ACCC and AER suggest industry reforms to cut electricity prices

A new ACCC report suggests a series of electricity network regulations is needed to cut electricity prices.

The Australian Competition and Consumer Commission report claims electricity consumers are facing a market that is unfair, confusing, and in need of major reforms to be sustainable.

The report suggests the following reforms:

  • Consumers should be able to compare discounts with an AER benchmark, as current discounts are misleading.
  • The process of transferring customers to new offers should be quicker.
  • There should be limits set on mergers and acquisitions for companies with more than 20 per cent current market share.
  • The AER should be granted greater authority to tackle market manipulation.
  • National Energy Guarantee (NEG) to reduce power prices.
cut electricity prices with network reform

Energy industry reforms could bring down power prices for consumers by capping what networks can charge. Image: Pixabay

The AER releases its guideline on energy investments

In a separate move that could bring down power prices, the Australian Energy Regulator (AER) has released a draft decision on the new Rate of Return Guideline.

The guideline sets out how the AER determines the rate of return network businesses can recover on their investments. These are the costs of building and maintaining infrastructure like power lines and substations, which networks pass on to customers.

This is a balancing act. Where the rate is too high, over-investment can occur. Under-investment is also likely to happen where the rate is too low.

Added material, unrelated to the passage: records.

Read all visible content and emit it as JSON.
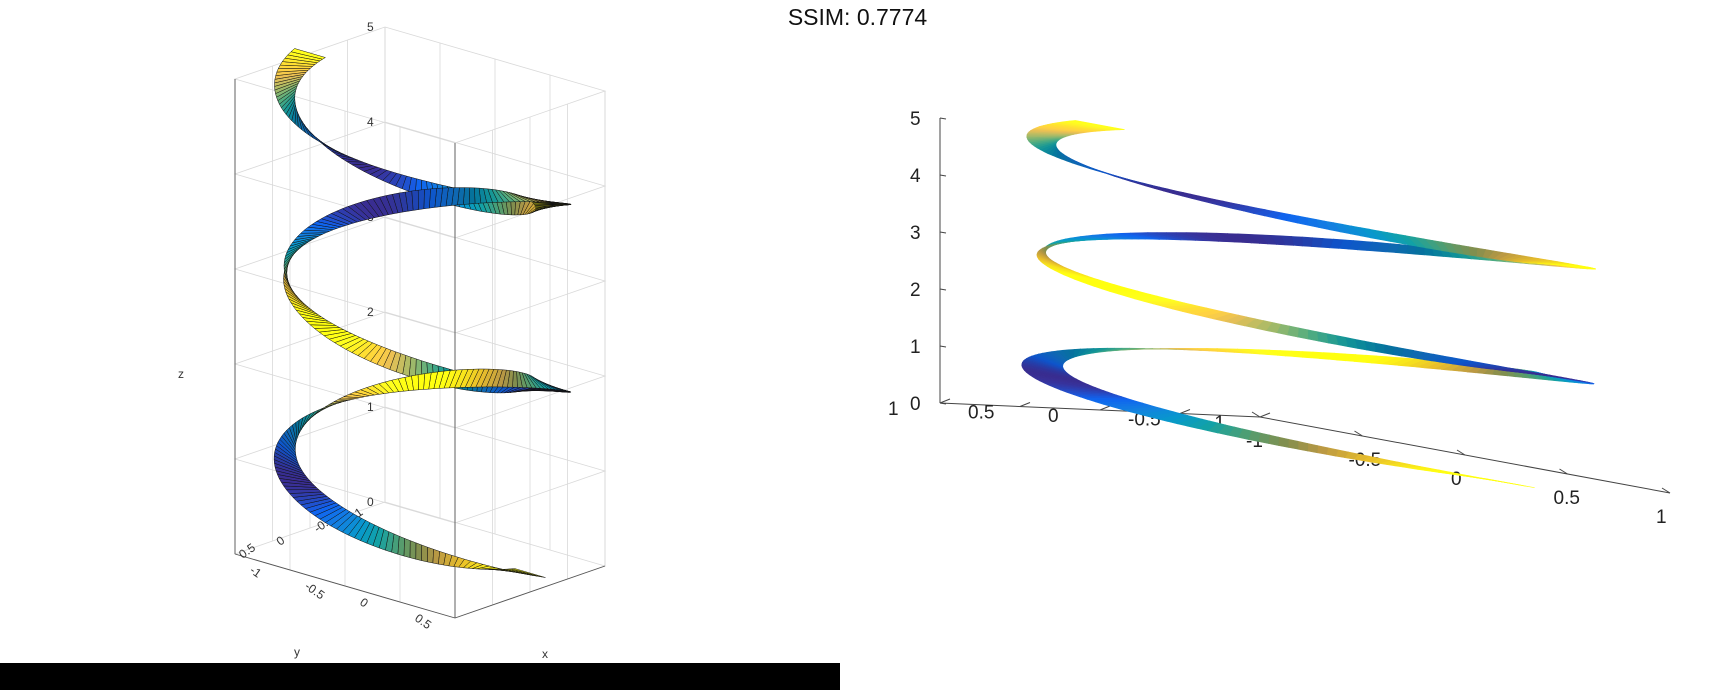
{
  "title": "SSIM: 0.7774",
  "chart_data": [
    {
      "type": "surface",
      "panel": "left",
      "description_axes": {
        "xlabel": "x",
        "ylabel": "y",
        "zlabel": "z"
      },
      "xlim": [
        -1,
        1
      ],
      "ylim": [
        -1,
        1
      ],
      "zlim": [
        0,
        5
      ],
      "z_ticks": [
        "0",
        "1",
        "2",
        "3",
        "4",
        "5"
      ],
      "y_ticks": [
        "-1",
        "-0.5",
        "0",
        "0.5"
      ],
      "x_ticks": [
        "-1",
        "-0.5",
        "0",
        "0.5"
      ],
      "grid": true,
      "edges": "black mesh lines visible",
      "colormap": "parula",
      "shape": "twisted ribbon helix, 2.5 turns, z from 0.2 to 5"
    },
    {
      "type": "surface",
      "panel": "right",
      "xlim": [
        -1,
        1
      ],
      "ylim": [
        -1,
        1
      ],
      "zlim": [
        0,
        5
      ],
      "z_ticks": [
        "0",
        "1",
        "2",
        "3",
        "4",
        "5"
      ],
      "y_ticks": [
        "1",
        "0.5",
        "0",
        "-0.5",
        "-1"
      ],
      "x_ticks": [
        "-1",
        "-0.5",
        "0",
        "0.5",
        "1"
      ],
      "grid": false,
      "edges": "none, interpolated shading",
      "colormap": "parula",
      "shape": "twisted ribbon helix, 2.5 turns, z from 0 to 5"
    }
  ],
  "colors": {
    "parula_dark": "#352a87",
    "parula_blue": "#2c7ad6",
    "parula_teal": "#1aa5a0",
    "parula_green": "#7fc068",
    "parula_orange": "#e0a13a",
    "parula_yellow": "#f9fb0e"
  }
}
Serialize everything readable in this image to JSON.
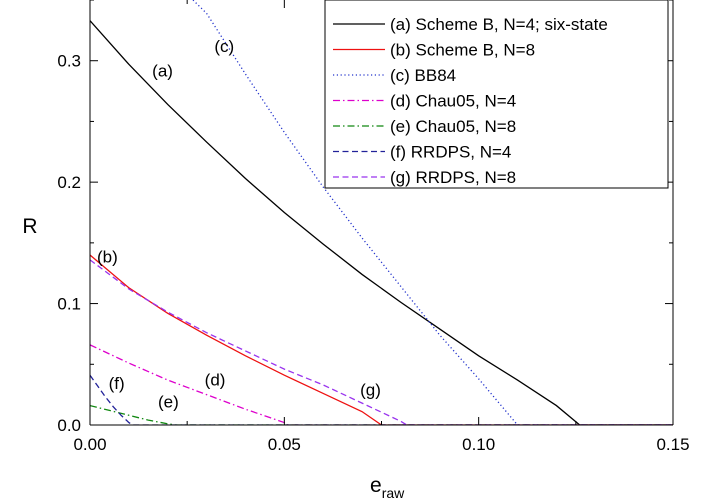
{
  "chart_data": {
    "type": "line",
    "xlabel": "e",
    "xlabel_sub": "raw",
    "ylabel": "R",
    "xlim": [
      0,
      0.15
    ],
    "ylim": [
      0,
      0.35
    ],
    "xticks": [
      {
        "value": 0.0,
        "label": "0.00"
      },
      {
        "value": 0.05,
        "label": "0.05"
      },
      {
        "value": 0.1,
        "label": "0.10"
      },
      {
        "value": 0.15,
        "label": "0.15"
      }
    ],
    "yticks": [
      {
        "value": 0.0,
        "label": "0.0"
      },
      {
        "value": 0.1,
        "label": "0.1"
      },
      {
        "value": 0.2,
        "label": "0.2"
      },
      {
        "value": 0.3,
        "label": "0.3"
      }
    ],
    "grid": false,
    "legend_position": "top-right",
    "series": [
      {
        "id": "a",
        "name": "(a) Scheme B, N=4; six-state",
        "tag": "(a)",
        "color": "#000000",
        "dash": "solid",
        "x": [
          0,
          0.01,
          0.02,
          0.03,
          0.04,
          0.05,
          0.06,
          0.07,
          0.08,
          0.09,
          0.1,
          0.11,
          0.12,
          0.126,
          0.15
        ],
        "y": [
          0.333,
          0.297,
          0.264,
          0.233,
          0.203,
          0.175,
          0.149,
          0.124,
          0.101,
          0.079,
          0.057,
          0.037,
          0.016,
          0.0,
          0.0
        ]
      },
      {
        "id": "b",
        "name": "(b) Scheme B, N=8",
        "tag": "(b)",
        "color": "#ee1111",
        "dash": "solid",
        "x": [
          0,
          0.01,
          0.02,
          0.03,
          0.04,
          0.05,
          0.06,
          0.07,
          0.075,
          0.15
        ],
        "y": [
          0.14,
          0.113,
          0.092,
          0.074,
          0.057,
          0.041,
          0.026,
          0.011,
          0.0,
          0.0
        ]
      },
      {
        "id": "c",
        "name": "(c) BB84",
        "tag": "(c)",
        "color": "#2233cc",
        "dash": "dotted",
        "x": [
          0.0265,
          0.03,
          0.04,
          0.05,
          0.06,
          0.07,
          0.08,
          0.09,
          0.1,
          0.11,
          0.15
        ],
        "y": [
          0.35,
          0.339,
          0.289,
          0.241,
          0.196,
          0.154,
          0.114,
          0.074,
          0.038,
          0.0,
          0.0
        ]
      },
      {
        "id": "d",
        "name": "(d) Chau05, N=4",
        "tag": "(d)",
        "color": "#dd00cc",
        "dash": "dashdot",
        "x": [
          0,
          0.01,
          0.02,
          0.03,
          0.04,
          0.05,
          0.051,
          0.15
        ],
        "y": [
          0.066,
          0.051,
          0.037,
          0.025,
          0.013,
          0.002,
          0.0,
          0.0
        ]
      },
      {
        "id": "e",
        "name": "(e) Chau05, N=8",
        "tag": "(e)",
        "color": "#118811",
        "dash": "dashdot",
        "x": [
          0,
          0.005,
          0.01,
          0.015,
          0.02,
          0.022,
          0.15
        ],
        "y": [
          0.016,
          0.012,
          0.008,
          0.004,
          0.001,
          0.0,
          0.0
        ]
      },
      {
        "id": "f",
        "name": "(f) RRDPS, N=4",
        "tag": "(f)",
        "color": "#222299",
        "dash": "dashed",
        "x": [
          0,
          0.002,
          0.004,
          0.006,
          0.008,
          0.01,
          0.011,
          0.15
        ],
        "y": [
          0.041,
          0.032,
          0.023,
          0.015,
          0.008,
          0.002,
          0.0,
          0.0
        ]
      },
      {
        "id": "g",
        "name": "(g) RRDPS, N=8",
        "tag": "(g)",
        "color": "#9933ee",
        "dash": "dashed",
        "x": [
          0,
          0.01,
          0.02,
          0.03,
          0.04,
          0.05,
          0.06,
          0.07,
          0.08,
          0.0815,
          0.15
        ],
        "y": [
          0.136,
          0.112,
          0.093,
          0.076,
          0.061,
          0.046,
          0.033,
          0.018,
          0.003,
          0.0,
          0.0
        ]
      }
    ],
    "curve_labels": [
      {
        "text": "(a)",
        "x": 0.016,
        "y": 0.287
      },
      {
        "text": "(b)",
        "x": 0.0018,
        "y": 0.134
      },
      {
        "text": "(c)",
        "x": 0.032,
        "y": 0.307
      },
      {
        "text": "(d)",
        "x": 0.0295,
        "y": 0.0325
      },
      {
        "text": "(e)",
        "x": 0.0175,
        "y": 0.0145
      },
      {
        "text": "(f)",
        "x": 0.0048,
        "y": 0.0295
      },
      {
        "text": "(g)",
        "x": 0.0695,
        "y": 0.0245
      }
    ]
  }
}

The new guideline aims to ensure both reliability and affordability. This means ensuring there is the right balance of investment to help keep power prices affordable for consumers.

The AER has set up an independent panel to review the draft guideline. AER Chair Paula Conboy said it is vital to get this right. She said it’s consumers that end up footing the bill for network costs. She also said the proposed changes “will have an impact on Australian businesses and households for years to come”.

The panel has 50 business days to review the draft and report to the AER. The AER is also seeking further submissions, and will release a final decision in December.

Solar installations cut electricity prices for consumers

Meanwhile, the falling prices of solar panels means many consumers are finding that solar installations provide a way to reduce their power bills.

Households and businesses are also choosing to install solar batteries to increase their renewable energy reliability.

These decisions can also give consumers greater control over their use of electricity rather than being at the mercy of volatile market forces.